This is an extract from an earlier article at Systematic Income Premium.
In this post we highlight how unusually elevated volumes are allowing some investors to lock in gains that are worth a year or two of distributions, in some cases in just a matter of days.
To illustrate how this works let’s consider a pair of tax-exempt Municipal CEFs that have come up on the service in just the last week: (OIA) and (MUA).
The OIA rolling 5-day volume recently rose above even its COVID period.
While MUA had a couple of volume spikes recently which nearly reached its volume during the COVID period.
It is little surprise that such elevated volumes in a period of reduced liquidity will lead to unusually large price moves that are not driven by similarly large changes in fundamentals.
Let’s see how this impacted the two funds. OIA recently blew out to an unusually high premium of around 8% (orange line) while the overall sector was trading at an average discount of around 7% (green line). When this happened we sold OIA and rotated into MUA which, very unusually for it, was trading at a discount wider than the sector average.
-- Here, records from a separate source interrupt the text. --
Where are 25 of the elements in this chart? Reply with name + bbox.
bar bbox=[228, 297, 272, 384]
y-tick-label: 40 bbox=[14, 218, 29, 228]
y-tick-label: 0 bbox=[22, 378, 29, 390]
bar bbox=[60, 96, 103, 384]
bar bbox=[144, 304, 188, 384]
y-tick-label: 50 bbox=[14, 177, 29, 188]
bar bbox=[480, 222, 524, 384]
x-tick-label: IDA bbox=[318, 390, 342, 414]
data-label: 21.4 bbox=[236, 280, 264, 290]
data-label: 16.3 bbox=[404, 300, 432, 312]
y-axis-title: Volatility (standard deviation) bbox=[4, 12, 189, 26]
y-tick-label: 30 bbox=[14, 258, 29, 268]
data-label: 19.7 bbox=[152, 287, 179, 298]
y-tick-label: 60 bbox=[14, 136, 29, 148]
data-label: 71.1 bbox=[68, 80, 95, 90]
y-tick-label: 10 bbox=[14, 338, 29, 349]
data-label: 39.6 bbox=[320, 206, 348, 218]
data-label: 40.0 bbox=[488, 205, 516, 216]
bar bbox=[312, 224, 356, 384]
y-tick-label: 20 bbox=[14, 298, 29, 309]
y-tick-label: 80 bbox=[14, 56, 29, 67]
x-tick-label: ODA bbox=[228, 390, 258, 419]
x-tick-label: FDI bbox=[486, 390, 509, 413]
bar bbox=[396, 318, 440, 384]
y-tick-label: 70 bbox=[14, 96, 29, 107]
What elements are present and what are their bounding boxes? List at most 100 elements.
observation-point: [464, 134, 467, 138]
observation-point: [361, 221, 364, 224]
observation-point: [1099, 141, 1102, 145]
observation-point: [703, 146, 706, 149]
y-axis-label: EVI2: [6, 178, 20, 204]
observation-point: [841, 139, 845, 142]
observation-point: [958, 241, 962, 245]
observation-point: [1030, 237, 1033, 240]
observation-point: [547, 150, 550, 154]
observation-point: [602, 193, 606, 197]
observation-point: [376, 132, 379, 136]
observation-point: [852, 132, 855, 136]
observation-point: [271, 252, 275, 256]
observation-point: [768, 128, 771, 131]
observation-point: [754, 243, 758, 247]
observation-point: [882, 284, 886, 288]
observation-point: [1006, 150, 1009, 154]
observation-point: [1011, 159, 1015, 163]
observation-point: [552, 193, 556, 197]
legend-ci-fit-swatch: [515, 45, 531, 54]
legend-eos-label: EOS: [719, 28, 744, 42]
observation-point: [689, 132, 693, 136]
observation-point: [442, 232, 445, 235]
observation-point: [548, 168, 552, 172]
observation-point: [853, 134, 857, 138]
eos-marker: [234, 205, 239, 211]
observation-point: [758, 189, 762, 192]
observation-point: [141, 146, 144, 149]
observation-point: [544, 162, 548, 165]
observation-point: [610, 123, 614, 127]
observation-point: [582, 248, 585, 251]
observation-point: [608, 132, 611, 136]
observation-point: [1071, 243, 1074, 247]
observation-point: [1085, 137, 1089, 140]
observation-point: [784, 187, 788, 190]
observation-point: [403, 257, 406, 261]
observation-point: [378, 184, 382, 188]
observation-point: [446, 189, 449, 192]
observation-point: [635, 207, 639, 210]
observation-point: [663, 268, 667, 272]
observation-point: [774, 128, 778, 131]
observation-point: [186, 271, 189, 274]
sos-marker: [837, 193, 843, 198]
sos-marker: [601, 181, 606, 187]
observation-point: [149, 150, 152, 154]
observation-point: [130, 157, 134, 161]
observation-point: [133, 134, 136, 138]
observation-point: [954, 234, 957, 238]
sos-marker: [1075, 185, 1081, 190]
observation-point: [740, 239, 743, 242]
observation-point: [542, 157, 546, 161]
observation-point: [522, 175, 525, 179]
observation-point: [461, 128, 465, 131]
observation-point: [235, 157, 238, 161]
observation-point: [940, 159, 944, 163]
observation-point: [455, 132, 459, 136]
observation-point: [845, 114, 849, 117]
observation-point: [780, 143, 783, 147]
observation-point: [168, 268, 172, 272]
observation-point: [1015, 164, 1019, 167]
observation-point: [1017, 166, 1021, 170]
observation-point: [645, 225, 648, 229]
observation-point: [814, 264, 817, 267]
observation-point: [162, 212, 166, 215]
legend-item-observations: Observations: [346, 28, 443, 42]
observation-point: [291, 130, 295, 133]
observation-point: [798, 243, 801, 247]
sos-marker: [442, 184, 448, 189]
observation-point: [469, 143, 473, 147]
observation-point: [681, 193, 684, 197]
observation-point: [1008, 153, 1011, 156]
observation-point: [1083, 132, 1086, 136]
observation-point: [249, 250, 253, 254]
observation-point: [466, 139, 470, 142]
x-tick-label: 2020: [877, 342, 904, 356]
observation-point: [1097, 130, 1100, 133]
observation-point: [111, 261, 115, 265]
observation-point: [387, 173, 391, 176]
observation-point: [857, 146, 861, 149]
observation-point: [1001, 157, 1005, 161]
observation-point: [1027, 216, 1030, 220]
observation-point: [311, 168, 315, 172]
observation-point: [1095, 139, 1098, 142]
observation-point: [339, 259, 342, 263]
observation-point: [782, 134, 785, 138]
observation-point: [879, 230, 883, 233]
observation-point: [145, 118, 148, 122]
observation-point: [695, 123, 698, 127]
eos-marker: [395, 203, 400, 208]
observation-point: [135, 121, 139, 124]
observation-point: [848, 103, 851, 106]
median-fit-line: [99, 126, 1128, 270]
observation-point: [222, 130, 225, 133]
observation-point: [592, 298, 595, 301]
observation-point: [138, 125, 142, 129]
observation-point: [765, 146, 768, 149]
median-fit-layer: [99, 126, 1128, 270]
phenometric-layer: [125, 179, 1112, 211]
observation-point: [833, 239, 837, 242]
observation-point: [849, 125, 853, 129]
Then, in just a matter of days, OIA collapsed to a 6% discount while MUA blew out to a 2.5% premium. We rotated out of MUA at that point. An investor on the service simply rotated back to OIA instead, generating 7.9% on the OIA to MUA switch and 9.4% on the MUA to OIA switch, according to them.
Although it has clearly been a tough environment for income investors, such large occasional dislocations may allow investors to claw back some of their losses. Alternatively, it can allow investors avoid funds that have jumped to unsustainably high valuations as well as gain exposure to funds that look unusually attractive in the CEF space.
Although we tend to focus more on buy-and-hold opportunities on the service, we also highlight more fast-moving opportunities for investors happy to take advantage of them.